In another case, the appellate division Fourth Department rules that slower than usual traffic gives a driver notice that stopping may be required and removed the "short stop" defense to a rear end collision. See Greene v. Sivret, 43 A.D.3d 1328, 1329 (4th Dep't 2007); Shulga v. Ashcroft, 11 A.D.3d 893, 894 (4th Dep't 2004) (admission of heavy traffic defeats the defense). Here, the only first-person version in this motion sequence was given by the first driver in the chain, defendant Saulean. In it, he avers that the traffic was heavy due to an accident in front of him and the merging of two lanes into one due to an emergency vehicle. The three codefendants answering the motion all chose to submit their opposition through their attorneys, and thus there is nothing in the record to contradict this version of events. Given the emergency vehicle's presence, the merge from two lanes to one, and the resulting speed only about thirty-five percent of the posted speed limit, codefendants should all have been aware that quick braking might be necessary, and they should have taken appropriate precautions. Codefendants cannot hide behind the prematurity defense when they failed to give any alternative factual versions to the Court concerning the accident.

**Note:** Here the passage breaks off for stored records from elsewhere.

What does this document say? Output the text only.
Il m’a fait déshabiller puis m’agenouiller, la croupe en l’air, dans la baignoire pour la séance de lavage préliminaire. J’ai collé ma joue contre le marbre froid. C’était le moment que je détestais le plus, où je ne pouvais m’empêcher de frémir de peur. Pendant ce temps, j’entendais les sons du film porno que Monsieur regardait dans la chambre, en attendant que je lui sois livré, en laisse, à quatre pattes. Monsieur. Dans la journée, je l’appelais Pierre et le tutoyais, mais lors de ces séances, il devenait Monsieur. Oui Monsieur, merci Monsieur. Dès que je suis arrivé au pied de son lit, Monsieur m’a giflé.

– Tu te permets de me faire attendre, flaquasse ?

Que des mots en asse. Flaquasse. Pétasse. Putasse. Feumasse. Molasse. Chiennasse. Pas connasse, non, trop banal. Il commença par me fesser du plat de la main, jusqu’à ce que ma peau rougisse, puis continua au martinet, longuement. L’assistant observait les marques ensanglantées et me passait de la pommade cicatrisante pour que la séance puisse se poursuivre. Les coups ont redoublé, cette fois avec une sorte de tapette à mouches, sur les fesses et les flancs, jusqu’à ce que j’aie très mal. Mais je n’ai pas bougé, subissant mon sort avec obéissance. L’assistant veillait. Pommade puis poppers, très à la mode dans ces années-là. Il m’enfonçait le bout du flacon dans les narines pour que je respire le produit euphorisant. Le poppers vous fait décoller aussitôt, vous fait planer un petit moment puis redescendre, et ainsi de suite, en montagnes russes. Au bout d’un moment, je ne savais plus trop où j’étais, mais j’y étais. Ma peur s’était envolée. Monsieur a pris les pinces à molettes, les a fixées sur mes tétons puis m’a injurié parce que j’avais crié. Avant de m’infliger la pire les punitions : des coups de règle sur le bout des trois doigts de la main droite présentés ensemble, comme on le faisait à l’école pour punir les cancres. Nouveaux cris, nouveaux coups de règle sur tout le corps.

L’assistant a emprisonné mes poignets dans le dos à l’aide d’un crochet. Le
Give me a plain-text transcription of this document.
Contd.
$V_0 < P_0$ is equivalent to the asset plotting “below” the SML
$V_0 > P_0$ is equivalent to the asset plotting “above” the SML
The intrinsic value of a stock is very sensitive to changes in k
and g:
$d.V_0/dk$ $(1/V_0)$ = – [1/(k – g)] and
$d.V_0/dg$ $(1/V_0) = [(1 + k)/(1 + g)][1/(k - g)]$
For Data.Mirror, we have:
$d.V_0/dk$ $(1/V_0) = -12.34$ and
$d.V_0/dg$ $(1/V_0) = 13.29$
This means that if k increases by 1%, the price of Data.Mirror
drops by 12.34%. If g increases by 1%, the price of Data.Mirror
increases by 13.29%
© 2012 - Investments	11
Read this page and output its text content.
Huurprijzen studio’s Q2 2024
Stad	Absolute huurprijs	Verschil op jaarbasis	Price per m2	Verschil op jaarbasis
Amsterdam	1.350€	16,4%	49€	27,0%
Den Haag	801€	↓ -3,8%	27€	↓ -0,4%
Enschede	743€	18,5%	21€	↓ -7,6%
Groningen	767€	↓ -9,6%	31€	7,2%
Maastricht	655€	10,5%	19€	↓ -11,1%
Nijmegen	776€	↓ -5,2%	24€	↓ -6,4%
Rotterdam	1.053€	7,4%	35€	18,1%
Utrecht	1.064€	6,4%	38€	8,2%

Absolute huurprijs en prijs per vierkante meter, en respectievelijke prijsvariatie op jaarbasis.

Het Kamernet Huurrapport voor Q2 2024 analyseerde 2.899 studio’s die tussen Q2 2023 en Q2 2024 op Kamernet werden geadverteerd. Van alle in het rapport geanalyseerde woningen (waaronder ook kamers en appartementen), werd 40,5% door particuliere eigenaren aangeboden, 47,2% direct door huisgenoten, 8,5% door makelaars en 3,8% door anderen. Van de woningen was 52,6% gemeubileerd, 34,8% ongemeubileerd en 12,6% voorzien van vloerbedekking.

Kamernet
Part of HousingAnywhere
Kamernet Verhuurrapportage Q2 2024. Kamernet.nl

Further, codefendants' various claims that this motion is premature, without more, cannot alone forestall the motion. As the Second Department has stated:
A party who contends that a summary judgment motion is premature is required to demonstrate that discovery might lead to relevant evidence or the facts essential to justify opposition to the motion were exclusively within the knowledge and control of the movant. The defendant's contention that the plaintiffs' motion was premature because the plaintiffs had not yet been deposed at the time the plaintiffs' motion was filed did not establish what information the defendant hoped to discover at the plaintiffs' depositions that would relieve him of liability in this case. The mere hope or speculation that evidence sufficient to defeat a motion for summary judgment may be uncovered during the discovery process is insufficient to deny the motion.Cajas-Romero v. Ward, 106 A.D.3d 850, 852 (2d Dep't 2013) (citations and internal grammatical marks omitted). Here, codefendants claim nothing other than speculation regarding what they may find upon deposing defendant Saulean. This is not a ground for denying summary judgment. The Court notes that he remains a witness that may be deposed as a nonparty, and that any information gleaned from that could form the basis for a renewal motion. As of now, though, there is no reason to keep him in this matter based solely upon codefendants' speculation.
The foregoing constitutes the Decision and Order of the Court.